My adjustments include removing a few volunteer posts from my calendar and phoning a friend who cleans houses.  Mr. D will have to step up more and Team Testosterone will learn responsibility and independence.  Now when I say I won't look for laundry that didn't make it into the basket, I really mean it. They'll have to go around in dirty clothes or figure it out--and I'll be too busy to notice or care.

Teaching full-time is a BIG change, not at all what I expected to happen.  I learned a long time ago that people make plans and God laughs while overriding their plans.  I never thought I'd return to teaching high school, which shows what I know about anything.  But I know this: He's got my back. He provides. 

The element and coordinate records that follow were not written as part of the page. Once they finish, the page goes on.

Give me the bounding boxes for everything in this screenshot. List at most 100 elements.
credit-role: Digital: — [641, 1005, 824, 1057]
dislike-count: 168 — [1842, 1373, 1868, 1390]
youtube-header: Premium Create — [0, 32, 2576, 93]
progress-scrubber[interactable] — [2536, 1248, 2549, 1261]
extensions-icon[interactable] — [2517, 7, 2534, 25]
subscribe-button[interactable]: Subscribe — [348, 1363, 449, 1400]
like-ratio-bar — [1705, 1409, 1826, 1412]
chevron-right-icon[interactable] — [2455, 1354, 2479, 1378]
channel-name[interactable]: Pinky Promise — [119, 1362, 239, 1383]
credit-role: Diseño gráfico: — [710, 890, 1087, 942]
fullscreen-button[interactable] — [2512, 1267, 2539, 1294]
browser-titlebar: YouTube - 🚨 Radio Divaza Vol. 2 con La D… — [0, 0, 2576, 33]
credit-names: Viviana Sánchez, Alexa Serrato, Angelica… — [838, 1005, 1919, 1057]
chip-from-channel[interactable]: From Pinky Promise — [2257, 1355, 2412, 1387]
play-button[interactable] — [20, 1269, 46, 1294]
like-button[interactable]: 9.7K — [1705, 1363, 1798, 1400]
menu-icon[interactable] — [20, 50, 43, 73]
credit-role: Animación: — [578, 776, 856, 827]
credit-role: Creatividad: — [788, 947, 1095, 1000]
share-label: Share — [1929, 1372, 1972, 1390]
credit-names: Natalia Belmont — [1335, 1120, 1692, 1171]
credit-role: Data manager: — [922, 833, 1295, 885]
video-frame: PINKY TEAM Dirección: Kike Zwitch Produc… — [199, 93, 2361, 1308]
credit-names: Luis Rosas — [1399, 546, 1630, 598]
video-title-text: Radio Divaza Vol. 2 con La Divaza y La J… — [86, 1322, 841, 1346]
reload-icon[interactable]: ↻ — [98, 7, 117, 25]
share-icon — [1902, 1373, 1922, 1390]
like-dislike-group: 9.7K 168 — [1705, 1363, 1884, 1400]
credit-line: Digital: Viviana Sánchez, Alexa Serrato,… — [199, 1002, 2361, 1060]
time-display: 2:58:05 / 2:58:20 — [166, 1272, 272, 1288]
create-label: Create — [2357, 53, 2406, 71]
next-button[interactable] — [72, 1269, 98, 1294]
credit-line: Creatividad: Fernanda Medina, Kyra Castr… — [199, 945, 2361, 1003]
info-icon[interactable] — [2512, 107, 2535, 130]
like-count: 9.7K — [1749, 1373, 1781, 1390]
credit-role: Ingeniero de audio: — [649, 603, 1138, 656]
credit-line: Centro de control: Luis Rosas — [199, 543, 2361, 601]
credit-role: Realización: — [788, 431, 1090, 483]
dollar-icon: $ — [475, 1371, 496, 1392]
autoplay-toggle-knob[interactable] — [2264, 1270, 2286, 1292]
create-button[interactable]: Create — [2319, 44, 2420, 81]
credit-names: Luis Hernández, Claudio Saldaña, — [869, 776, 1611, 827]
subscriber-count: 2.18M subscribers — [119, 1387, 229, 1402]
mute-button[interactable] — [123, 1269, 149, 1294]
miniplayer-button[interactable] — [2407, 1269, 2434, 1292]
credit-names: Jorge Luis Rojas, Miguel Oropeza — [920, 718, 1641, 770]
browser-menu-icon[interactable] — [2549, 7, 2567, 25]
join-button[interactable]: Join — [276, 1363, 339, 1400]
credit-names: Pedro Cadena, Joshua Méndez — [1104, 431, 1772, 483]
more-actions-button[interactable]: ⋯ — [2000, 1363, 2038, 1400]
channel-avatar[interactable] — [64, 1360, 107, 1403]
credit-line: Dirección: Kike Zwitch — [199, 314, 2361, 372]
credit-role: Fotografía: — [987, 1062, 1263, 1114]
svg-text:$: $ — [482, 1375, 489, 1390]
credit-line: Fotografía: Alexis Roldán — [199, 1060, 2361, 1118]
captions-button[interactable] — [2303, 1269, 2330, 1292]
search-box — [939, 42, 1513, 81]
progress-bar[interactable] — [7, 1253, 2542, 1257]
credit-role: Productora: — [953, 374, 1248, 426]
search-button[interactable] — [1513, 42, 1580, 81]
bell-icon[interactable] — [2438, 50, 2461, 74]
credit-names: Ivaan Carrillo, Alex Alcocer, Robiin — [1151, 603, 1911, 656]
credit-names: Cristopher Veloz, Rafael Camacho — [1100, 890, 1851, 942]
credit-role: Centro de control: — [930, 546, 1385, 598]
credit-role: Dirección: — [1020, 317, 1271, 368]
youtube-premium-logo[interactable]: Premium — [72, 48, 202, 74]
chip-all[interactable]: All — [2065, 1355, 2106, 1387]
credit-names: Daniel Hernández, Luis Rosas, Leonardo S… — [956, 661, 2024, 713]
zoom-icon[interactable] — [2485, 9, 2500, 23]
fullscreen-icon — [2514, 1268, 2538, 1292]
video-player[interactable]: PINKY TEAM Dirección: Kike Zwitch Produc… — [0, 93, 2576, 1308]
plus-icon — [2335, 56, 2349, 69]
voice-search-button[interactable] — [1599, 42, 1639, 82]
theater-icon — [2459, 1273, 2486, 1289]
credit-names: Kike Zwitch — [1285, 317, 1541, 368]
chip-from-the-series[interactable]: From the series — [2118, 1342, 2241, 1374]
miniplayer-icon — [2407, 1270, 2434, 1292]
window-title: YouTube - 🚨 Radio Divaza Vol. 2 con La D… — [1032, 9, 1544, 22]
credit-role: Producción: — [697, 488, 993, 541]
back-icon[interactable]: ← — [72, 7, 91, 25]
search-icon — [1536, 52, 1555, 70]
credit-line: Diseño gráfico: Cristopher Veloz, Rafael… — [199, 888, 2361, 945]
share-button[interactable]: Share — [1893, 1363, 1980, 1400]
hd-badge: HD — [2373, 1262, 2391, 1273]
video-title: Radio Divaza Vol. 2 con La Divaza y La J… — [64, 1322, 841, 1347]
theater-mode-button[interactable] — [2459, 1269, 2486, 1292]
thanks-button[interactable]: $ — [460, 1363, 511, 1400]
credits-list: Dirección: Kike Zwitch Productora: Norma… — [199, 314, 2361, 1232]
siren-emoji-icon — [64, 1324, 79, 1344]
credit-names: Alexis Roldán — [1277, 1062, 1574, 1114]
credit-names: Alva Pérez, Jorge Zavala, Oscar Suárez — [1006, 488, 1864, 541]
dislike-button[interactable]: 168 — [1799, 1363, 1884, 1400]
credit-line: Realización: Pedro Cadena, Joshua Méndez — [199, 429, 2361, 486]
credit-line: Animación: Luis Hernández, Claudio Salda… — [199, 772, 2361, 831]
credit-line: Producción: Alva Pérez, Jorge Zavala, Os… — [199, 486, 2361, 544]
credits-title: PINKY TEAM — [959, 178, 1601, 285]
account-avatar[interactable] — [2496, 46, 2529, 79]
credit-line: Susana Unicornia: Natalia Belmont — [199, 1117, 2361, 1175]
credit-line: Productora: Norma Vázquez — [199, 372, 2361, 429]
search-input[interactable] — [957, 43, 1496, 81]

So, it's Sunday night and the laundry's done, the pantry's full and I've got a week's worth of decent lesson plans to get me through until next week.  Beyond that I can only guess what will happen next.

Tuesday, September 2, 2014


Today's gift:

We got home from school and Mr. B's football game and the sun still shone low on the horizon.  Almost eighty degrees, low humidity, no wind.  I stood for a moment to appreciate the perfection of the weather and the light glowing across the lawn, through the trees, when a steady, spiraling sort of movement caught my eye.

At least 50 dragonflies swooped and swerved, feasting on some new hatching of insect.  Like sun dust, the air was full of tiny specks.  If I focused on one, floating midair for a few seconds, I was rewarded by the sight of a dragonfly snatching it into its mouth. 

The bug buffet hovered softly, like gentle snow, illuminated by the sun's last rays of the day. The dragonflies zipped in every direction, turning on a dime to snap at the bugs.  I lay on my back to enjoy this amazing display and was rewarded by the scene drawing close enough that I could hear the buzz of the dragonfly wings beating and count each segment of their bodies as they passed over me, a mere foot or two from my face.